Sarjana sejati haruslah punya pegangan. Harus punya abstraksi yang memadai yang memandunya untuk menembus banyak ruang pertumbuhan.
Doa menembus langit, Ilmu bisa menembus dunia! Tapi hanya dengan usaha dan jerih payah, melalui kehadiran Guru-Guru hebat, dengan kesungguhan belajar, dan keintiman kepada lembaran-lembaran pengetahuan melalui bacaan-bacaanlah yang membuat pena dan takdir (para) Sarjana bisa berjalan dan berputar jauh.

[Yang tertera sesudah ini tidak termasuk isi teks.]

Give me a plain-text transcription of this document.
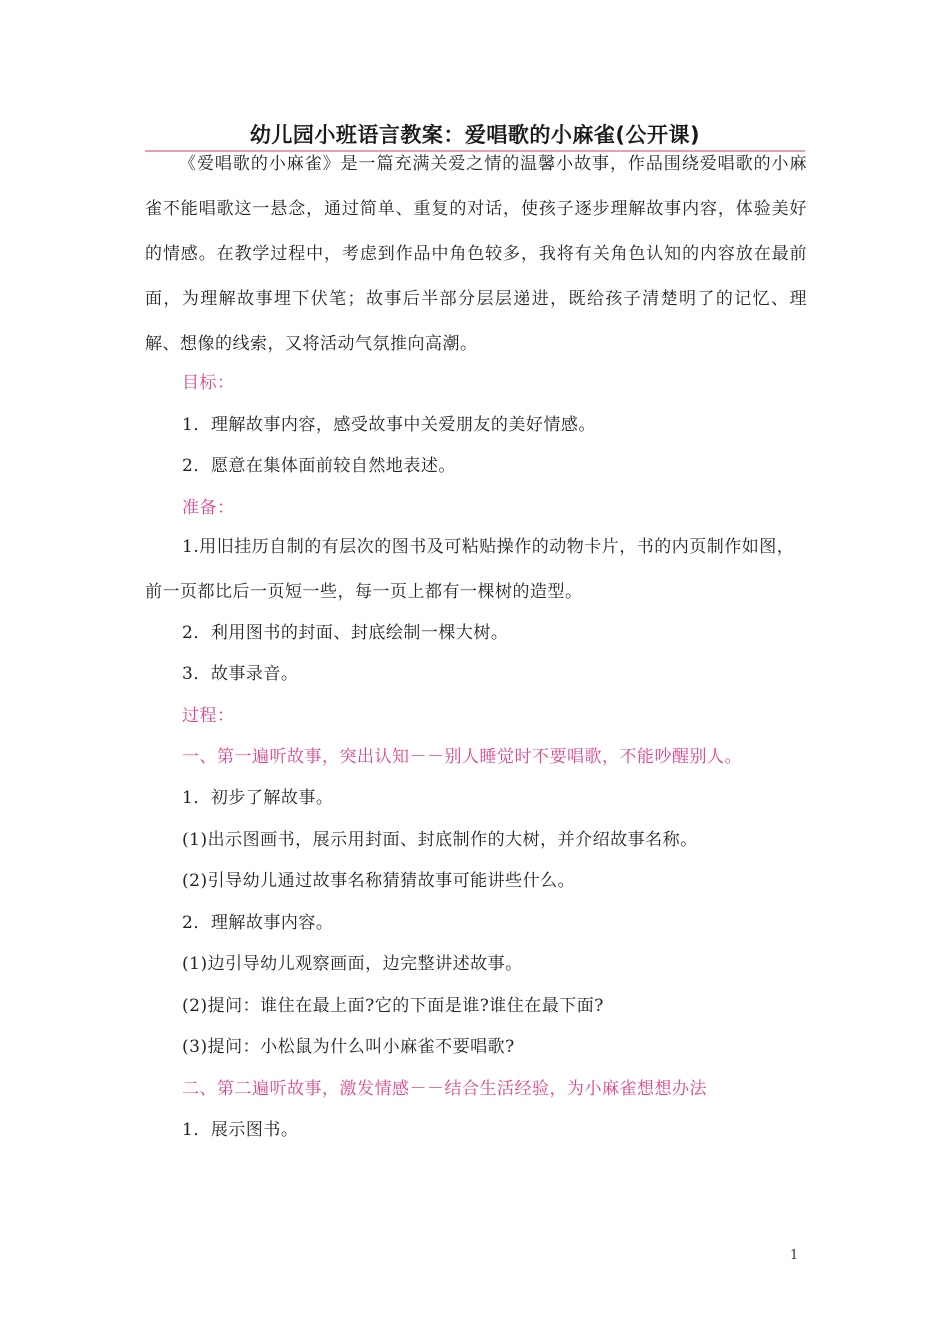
幼儿园小班语言教案：爱唱歌的小麻雀(公开课)
《爱唱歌的小麻雀》是一篇充满关爱之情的温馨小故事，作品围绕爱唱歌的小麻雀不能唱歌这一悬念，通过简单、重复的对话，使孩子逐步理解故事内容，体验美好的情感。在教学过程中，考虑到作品中角色较多，我将有关角色认知的内容放在最前面，为理解故事埋下伏笔；故事后半部分层层递进，既给孩子清楚明了的记忆、理解、想像的线索，又将活动气氛推向高潮。
目标：
1．理解故事内容，感受故事中关爱朋友的美好情感。
2．愿意在集体面前较自然地表述。
准备：
1.用旧挂历自制的有层次的图书及可粘贴操作的动物卡片，书的内页制作如图，前一页都比后一页短一些，每一页上都有一棵树的造型。
2．利用图书的封面、封底绘制一棵大树。
3．故事录音。
过程：
一、第一遍听故事，突出认知－－别人睡觉时不要唱歌，不能吵醒别人。
1．初步了解故事。
(1)出示图画书，展示用封面、封底制作的大树，并介绍故事名称。
(2)引导幼儿通过故事名称猜猜故事可能讲些什么。
2．理解故事内容。
(1)边引导幼儿观察画面，边完整讲述故事。
(2)提问：谁住在最上面?它的下面是谁?谁住在最下面?
(3)提问：小松鼠为什么叫小麻雀不要唱歌?
二、第二遍听故事，激发情感－－结合生活经验，为小麻雀想想办法
1．展示图书。
1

Keringat yang menetes dan terus menetes selama kuliah hanya akan memberi buah bagi Masa Depan kalau berkah dari Guru terus menyertai langkah-langkah kalian. Buang jauh-jauh rasa puas diri, buang jauh-jauh kemalasan dan kemunafikan berilmu pengetahuan.
Teguhkan prinsip hidup dan kehormatan kesarjanaanmu.
Ilmu yang tidak mengantarkan kita mengenal apa arti benar dan salah; ilmu yang tidak membantu kita paham apa itu baik, wajar dan salah, serta yang palsu dan hipokrit, adalah ilmu yang tidak benar.
Sarjana sejati haruslah bisa belajar lebih jauh keluar dari tembok-tembok jurusan dan fakultasnya. Kampus sejati tak boleh bermental “kampung”an dengan kasta-kasta feodalisme akademis dan simbol-simbol birokrasinya.
Kita bisa sedikit berkaca kepada negara yang diakui terdepan kualitas pendidikannya di dunia, Finlandia. Mengapa negeri ini terdepan dan hebat? Satu di antara beberapa alasannya adalah karena pendidikan di Finlandia “dinilai” sebagai pendidikan yang melahirkan manusia-manusia yang mampu memaknai dan memberi arti tentang apa itu kehidupan. Mereka hidup dengan pemikiran dan tanpa henti memikirkan dan mengerjakan hidup! Mereka mengajarkan tentang “Hari Esok” di sekolah-sekolah mereka! Guru-guru di Findlandia membawa luasan “dunia” ke dalam ruang-ruang kelas mereka!
Di Finlandia, kepada para mahasiswa dan sarjana, sejak awal ditancapkan sebuah prinsip paling fundamental. Masyarakat Findlandia sadar tentang ungkapan, “study where you can hear yourself think….” Belajarlah di tempat-tempat di mana Anda bisa mendengar, merasakan dan memastikan bahwa dirimu bisa berpikir dan memikirkan sesuatu…”.
Singkatnya, jangan pernah belajar di tempat-tempat di mana Anda tidak pernah dibantu untuk bisa berpikir! Anda harus belajar dan akhirnya sadar bahwa Anda bisa berpikir dengan yakin dan memadai. Di kampus yang benar, seperti itulah yang terjadi!
Penulis adalah parner di Voice-of-HaleHepu.